I was running uphill into the wind for a few kilometres yesterday* when this blog post started writing itself in my mind. This often happens to me when I run. Creative hares are startled out of their usual forms and my brain takes off on tangents previously unknown. I suspect that it’s partially disassociation; after all, running can be somewhat uncomfortable at times. I think, though, that there’s a distinct parallel between the creative process and physical training that shows up when the goin’ gets tough.
There comes a point in the design and construction of every really challenging and involved work of art in which the artist steps back from the design wall and says, “What the hell am I doing?” This is often followed by the, “This isn’t working. This is crap,” self-talk. I don’t know at what stage other artists hit this “wall,” but for me, it’s often about two-thirds of the way in, once a real investment of time and energy has been made. When you’re first starting out, of course, this scares the willies out of you. After all, you’ve sketched and planned and worked and studied and the result looks… awful.

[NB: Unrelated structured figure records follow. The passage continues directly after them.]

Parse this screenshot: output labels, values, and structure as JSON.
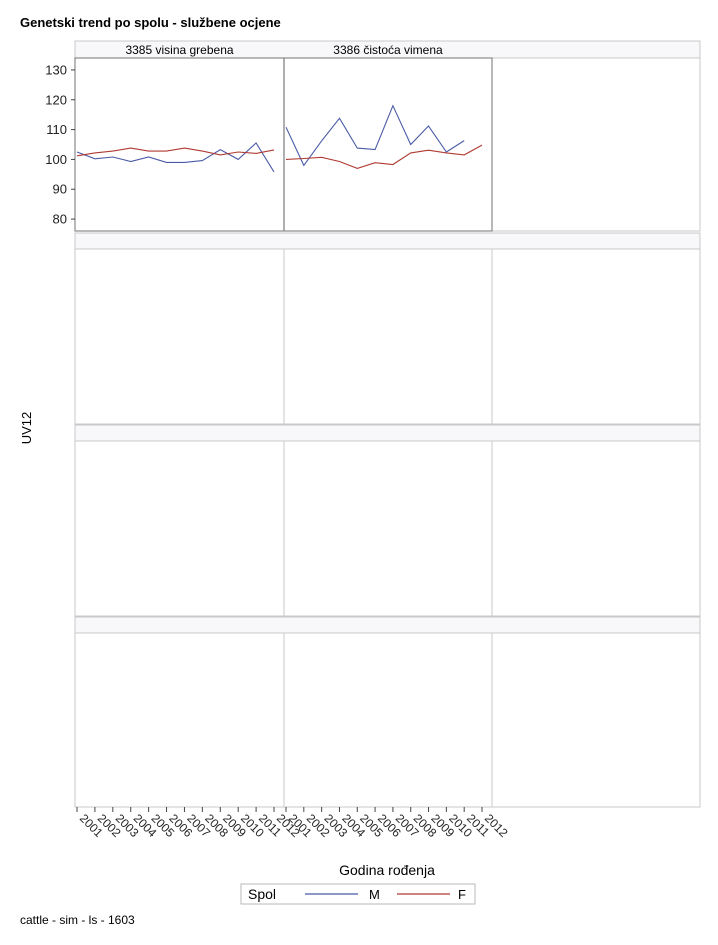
{
  "title": "Genetski trend po spolu - službene ocjene",
  "footer": "cattle - sim - ls - 1603",
  "chart_data": {
    "type": "line",
    "layout": "panel grid 3 columns x 4 rows, only first row has data",
    "xlabel": "Godina rođenja",
    "ylabel": "UV12",
    "x": [
      2001,
      2002,
      2003,
      2004,
      2005,
      2006,
      2007,
      2008,
      2009,
      2010,
      2011,
      2012
    ],
    "x_tick_labels": [
      "2001",
      "2002",
      "2003",
      "2004",
      "2005",
      "2006",
      "2007",
      "2008",
      "2009",
      "2010",
      "2011",
      "2012"
    ],
    "ylim": [
      76,
      134
    ],
    "y_ticks": [
      80,
      90,
      100,
      110,
      120,
      130
    ],
    "grid": true,
    "legend": {
      "title": "Spol",
      "position": "bottom"
    },
    "series_styles": [
      {
        "name": "M",
        "color": "#4a5ba6"
      },
      {
        "name": "F",
        "color": "#b03a32"
      }
    ],
    "panels": [
      {
        "label": "3385 visina grebena",
        "series": [
          {
            "name": "M",
            "values": [
              102.5,
              100.2,
              100.8,
              99.3,
              100.8,
              99.0,
              99.0,
              99.6,
              103.3,
              100.0,
              105.5,
              95.8
            ]
          },
          {
            "name": "F",
            "values": [
              101.2,
              102.2,
              102.8,
              103.8,
              102.8,
              102.8,
              103.8,
              102.8,
              101.5,
              102.5,
              102.0,
              103.2
            ]
          }
        ]
      },
      {
        "label": "3386 čistoća vimena",
        "series": [
          {
            "name": "M",
            "values": [
              110.8,
              98.0,
              106.2,
              113.8,
              103.8,
              103.3,
              118.0,
              105.0,
              111.2,
              102.5,
              106.3,
              null
            ]
          },
          {
            "name": "F",
            "values": [
              100.0,
              100.3,
              100.7,
              99.3,
              97.0,
              98.9,
              98.3,
              102.2,
              103.1,
              102.2,
              101.5,
              104.8
            ]
          }
        ]
      },
      {
        "label": "",
        "series": []
      },
      {
        "label": "",
        "series": []
      },
      {
        "label": "",
        "series": []
      },
      {
        "label": "",
        "series": []
      },
      {
        "label": "",
        "series": []
      },
      {
        "label": "",
        "series": []
      },
      {
        "label": "",
        "series": []
      },
      {
        "label": "",
        "series": []
      },
      {
        "label": "",
        "series": []
      },
      {
        "label": "",
        "series": []
      }
    ]
  }
}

This is the turning point of the work and if you’ve been around for a while, you know it for what it is, a moment of truth and decision and it doesn’t scare you quite so much. This is the point at which all of the deficiencies in design coalesce and become obvious. Any construction hurdles suddenly become very real and can appear very complicated. Basically, this is the point at which your goal contrives to scare the crap out of you using all the tools at its disposal.
When I was about half-way up a jeezly-big hill yesterday (still going into the wind, thanks for asking!) I had the same sort of a moment in a physical sense. The hill was really big. The wind was just plain mean. My legs were burning because I had been going fairly fast leading up to the hill (this was the training plan). I got about halfway up and my brain said, “This sucks. We should go home. The wind would be at our backs and it would be downhill.” In other words, it was the, “What the hell am I doing? This isn’t working. This is crap,” talk all over again.
If I had only been running for a few weeks, I’m not sure I could have talked myself out of that one given how horrible my body was feeling, since it felt like I was using legs of leg to propel myself two steps forward and one step back. After all, developing the ability to argue with oneself (and win) is, perhaps, the real thing you train for as a runner. Every really good run makes you ask some fairly substantial questions of your self, your commitment to your goals, your realistic abilities and your dogged determination to be bloody-minded about the whole thing. You learn to use tools like breaking the hill down into smaller pieces (“I’ll just get to the next telephone pole. Then the next.”) You also learn that the actual answers to the important questions “Why are you out here?” and “How badly do you want whatever you’re training for?” are the fuel that will gun you up that last hill in a way that no mental trick can.
Not every run is like that, of course. Some are perfectly pleasant and flow along tickety-boo without effort, just like certain pieces of artwork almost seem to create themselves, using your hands and eyes as merely the vehicles by which they spring into the world. These fleeting moments of grace, in which the creative spirit flows without hindrance or in which your feet barely touch the earth while you glide along the trail, are borne of the hard questions that never go away and the firm answers that build in strength each time you find them.
* Since I live in Torbay, “uphill” is pretty much a given and being in Newfoundland, “into the wind” happens more often than not, although this run was in 70k/h gusts. I choose to believe that this builds character.